Tasmania taking point on this.

[–] Welt@lazysoci.al 3 points 1 year ago* (last edited 1 year ago) (1 children)

That's perpetuating the racist myth that Tasmanian Aboriginal people were exterminated entirely. The Black War in Tassie arguably was a genocide but there are some Indigenous descendants today.

But with Tasmania's functional literacy below fifty percent (never mind two-thirds of the island's population being welfare dependent), it's never going to be the centre of intellectual discourse of any kind in this country.

[–] ASeriesOfPoorChoices@lemmy.world 2 points 1 year ago (1 children)
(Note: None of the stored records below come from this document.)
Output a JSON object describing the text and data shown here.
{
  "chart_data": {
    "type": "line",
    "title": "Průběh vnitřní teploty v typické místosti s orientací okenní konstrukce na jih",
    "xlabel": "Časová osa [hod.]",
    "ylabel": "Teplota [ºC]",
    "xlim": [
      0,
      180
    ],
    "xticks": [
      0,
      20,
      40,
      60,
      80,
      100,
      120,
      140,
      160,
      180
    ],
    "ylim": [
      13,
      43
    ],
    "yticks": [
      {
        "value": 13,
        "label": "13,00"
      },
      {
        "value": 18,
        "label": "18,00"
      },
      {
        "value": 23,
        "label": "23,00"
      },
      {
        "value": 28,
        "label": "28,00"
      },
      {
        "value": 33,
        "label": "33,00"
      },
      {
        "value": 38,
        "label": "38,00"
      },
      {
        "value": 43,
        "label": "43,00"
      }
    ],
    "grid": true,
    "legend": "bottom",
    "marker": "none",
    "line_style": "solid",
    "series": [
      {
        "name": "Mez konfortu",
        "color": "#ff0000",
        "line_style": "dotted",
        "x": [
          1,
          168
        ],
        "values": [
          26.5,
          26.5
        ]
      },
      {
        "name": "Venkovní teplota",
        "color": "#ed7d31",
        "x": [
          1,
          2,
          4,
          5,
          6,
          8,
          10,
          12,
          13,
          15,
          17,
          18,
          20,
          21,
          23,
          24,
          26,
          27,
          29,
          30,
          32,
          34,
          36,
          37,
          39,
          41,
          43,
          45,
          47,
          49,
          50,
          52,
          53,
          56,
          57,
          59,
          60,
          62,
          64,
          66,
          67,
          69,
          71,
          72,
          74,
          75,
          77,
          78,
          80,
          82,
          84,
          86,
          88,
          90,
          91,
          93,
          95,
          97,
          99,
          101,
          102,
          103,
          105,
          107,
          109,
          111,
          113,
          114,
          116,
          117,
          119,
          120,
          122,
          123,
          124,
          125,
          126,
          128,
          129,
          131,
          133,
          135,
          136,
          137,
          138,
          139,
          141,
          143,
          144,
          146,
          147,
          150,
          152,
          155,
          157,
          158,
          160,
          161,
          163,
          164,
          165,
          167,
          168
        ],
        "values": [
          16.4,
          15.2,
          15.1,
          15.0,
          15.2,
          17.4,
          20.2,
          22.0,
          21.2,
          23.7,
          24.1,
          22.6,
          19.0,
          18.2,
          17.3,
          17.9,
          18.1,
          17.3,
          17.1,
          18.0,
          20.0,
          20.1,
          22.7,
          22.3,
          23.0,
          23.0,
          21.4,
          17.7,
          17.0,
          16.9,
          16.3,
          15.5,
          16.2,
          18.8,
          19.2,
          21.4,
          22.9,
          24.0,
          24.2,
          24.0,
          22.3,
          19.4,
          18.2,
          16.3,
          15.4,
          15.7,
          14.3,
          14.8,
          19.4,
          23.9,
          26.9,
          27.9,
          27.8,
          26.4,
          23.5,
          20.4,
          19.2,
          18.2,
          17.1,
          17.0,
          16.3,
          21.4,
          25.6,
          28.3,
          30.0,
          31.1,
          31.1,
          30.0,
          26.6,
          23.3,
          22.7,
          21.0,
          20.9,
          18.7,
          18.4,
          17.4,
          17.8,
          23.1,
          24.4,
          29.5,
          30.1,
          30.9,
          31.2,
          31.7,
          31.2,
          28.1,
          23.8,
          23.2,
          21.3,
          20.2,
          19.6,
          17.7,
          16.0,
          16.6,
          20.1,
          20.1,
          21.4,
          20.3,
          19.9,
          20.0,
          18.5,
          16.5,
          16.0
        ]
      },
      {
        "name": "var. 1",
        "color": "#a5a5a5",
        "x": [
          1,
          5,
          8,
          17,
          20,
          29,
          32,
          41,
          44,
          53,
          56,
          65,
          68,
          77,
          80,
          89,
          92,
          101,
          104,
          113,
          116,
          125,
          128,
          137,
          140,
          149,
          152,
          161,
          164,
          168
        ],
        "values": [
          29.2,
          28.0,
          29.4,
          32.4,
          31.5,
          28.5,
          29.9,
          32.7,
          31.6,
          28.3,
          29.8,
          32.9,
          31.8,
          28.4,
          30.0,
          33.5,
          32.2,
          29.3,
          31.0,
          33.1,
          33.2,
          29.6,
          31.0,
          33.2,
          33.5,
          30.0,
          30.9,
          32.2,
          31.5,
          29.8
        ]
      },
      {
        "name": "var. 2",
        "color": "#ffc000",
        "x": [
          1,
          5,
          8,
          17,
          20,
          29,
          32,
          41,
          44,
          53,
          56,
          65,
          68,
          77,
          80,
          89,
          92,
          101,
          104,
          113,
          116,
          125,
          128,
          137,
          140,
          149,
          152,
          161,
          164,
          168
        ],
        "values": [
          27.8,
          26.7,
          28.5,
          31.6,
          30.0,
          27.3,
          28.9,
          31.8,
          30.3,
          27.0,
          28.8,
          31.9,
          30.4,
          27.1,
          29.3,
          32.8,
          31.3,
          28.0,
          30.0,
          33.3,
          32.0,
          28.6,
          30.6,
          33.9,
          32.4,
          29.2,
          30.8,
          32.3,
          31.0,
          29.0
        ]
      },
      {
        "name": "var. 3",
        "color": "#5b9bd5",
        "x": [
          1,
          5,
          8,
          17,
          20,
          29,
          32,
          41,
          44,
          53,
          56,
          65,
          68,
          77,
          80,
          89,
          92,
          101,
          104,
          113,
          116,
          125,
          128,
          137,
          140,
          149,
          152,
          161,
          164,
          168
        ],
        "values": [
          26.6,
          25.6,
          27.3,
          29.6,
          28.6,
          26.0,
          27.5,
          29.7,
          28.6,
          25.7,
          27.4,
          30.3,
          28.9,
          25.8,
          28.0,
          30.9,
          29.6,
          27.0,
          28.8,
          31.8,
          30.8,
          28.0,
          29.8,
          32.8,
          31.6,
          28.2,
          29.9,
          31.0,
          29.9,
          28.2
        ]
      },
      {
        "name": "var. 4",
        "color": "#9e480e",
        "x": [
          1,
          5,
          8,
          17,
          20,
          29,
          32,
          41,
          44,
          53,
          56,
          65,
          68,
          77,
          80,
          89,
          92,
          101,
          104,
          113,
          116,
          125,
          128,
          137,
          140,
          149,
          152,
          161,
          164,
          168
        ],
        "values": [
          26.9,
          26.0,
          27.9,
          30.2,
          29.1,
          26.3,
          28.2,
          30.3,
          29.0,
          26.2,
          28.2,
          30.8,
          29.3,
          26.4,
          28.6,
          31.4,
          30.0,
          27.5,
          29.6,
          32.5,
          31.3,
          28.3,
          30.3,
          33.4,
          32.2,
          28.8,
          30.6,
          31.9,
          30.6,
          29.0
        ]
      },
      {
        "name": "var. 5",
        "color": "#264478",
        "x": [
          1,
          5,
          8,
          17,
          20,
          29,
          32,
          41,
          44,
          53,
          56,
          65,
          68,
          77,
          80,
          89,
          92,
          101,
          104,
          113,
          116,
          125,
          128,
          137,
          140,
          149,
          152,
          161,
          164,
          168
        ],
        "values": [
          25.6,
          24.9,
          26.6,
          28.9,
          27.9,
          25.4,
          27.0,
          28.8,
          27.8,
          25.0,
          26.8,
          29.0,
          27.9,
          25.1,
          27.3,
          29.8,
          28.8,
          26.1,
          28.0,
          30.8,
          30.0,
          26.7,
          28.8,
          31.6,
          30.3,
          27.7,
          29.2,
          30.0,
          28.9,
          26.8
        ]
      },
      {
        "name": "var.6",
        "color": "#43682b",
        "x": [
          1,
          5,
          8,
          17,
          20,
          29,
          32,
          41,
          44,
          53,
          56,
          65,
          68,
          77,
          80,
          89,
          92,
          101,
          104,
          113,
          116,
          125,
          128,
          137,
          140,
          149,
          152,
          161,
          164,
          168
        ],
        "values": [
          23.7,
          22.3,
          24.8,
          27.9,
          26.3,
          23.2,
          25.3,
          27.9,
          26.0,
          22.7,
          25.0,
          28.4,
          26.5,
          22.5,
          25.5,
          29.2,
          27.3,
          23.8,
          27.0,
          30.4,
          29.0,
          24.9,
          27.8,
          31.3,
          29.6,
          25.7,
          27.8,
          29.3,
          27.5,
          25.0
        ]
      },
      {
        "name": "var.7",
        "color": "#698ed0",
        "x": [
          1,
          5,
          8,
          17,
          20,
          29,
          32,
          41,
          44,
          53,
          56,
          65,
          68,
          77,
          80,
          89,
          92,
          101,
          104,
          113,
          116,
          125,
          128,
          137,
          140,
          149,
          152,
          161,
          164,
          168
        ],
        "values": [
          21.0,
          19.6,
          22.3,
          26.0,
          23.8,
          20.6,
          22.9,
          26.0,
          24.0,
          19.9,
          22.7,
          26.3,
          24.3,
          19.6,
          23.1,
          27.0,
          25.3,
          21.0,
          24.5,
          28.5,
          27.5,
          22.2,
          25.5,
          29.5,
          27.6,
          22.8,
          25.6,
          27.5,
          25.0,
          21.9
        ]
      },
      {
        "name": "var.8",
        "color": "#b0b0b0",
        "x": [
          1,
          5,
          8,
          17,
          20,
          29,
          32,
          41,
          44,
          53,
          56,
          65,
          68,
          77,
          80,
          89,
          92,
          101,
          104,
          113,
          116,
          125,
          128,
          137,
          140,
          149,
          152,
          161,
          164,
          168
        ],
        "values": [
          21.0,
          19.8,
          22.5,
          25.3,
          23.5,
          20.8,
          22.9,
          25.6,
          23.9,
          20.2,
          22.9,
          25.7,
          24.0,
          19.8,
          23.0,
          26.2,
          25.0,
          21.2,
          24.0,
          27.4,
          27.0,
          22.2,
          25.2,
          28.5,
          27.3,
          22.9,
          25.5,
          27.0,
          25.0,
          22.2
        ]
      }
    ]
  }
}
So... you agree then? That Tasmania has done more / come closer to achieving that horrific goal than other states?

I didn't say "exterminated entirely". I said "taking point". As in leading the nation (state-wise).

I can understand the misunderstanding from an implication - but remembering the Black War is a good way to help fight against it happening again.

[–] Welt@lazysoci.al 0 points 1 year ago* (last edited 1 year ago)

I mean, to be perfectly fair it happened in the Van Diemen's Land colony, around seventy years before statehood, it was far from the only atrocity committed against Aboriginal people, and Indigenous Tasmanians were in a much worse state (no pun intended) at the time than those on the mainland. But if you want to add it to the list of Tasmania's achievements alongside those othet two nation-leading measures I mentioned, I won't stand in your way!

[–] MossyFeathers@pawb.social 9 points 1 year ago (1 children)

Iirc it was a very popular idea when it was first proposed, but a bunch of right-wingers spent a shitton of money spreading misinformation which swung it towards being unpopular.

Once again, the right-wing is responsible for being garbage people.

[–] themajesticdodo@lemmy.world 2 points 1 year ago (1 children)

60% of the country voted against it. Your attribution of this to the media alone is juvenile.

[–] MossyFeathers@pawb.social 6 points 1 year ago

Bruh, over the past 6-7 years we've been shown time and time again how incredibly powerful media manipulation is, both when it comes to traditional media and social media. Seriously?

[–] Lintson@aussie.zone 2 points 1 year ago

Even 10 years ago the topic of this referendum would have been political suicide. Remember Rudd got crucified for apologising. It's actually pretty positive that this referendum, as poorly executed as it was, actually happened.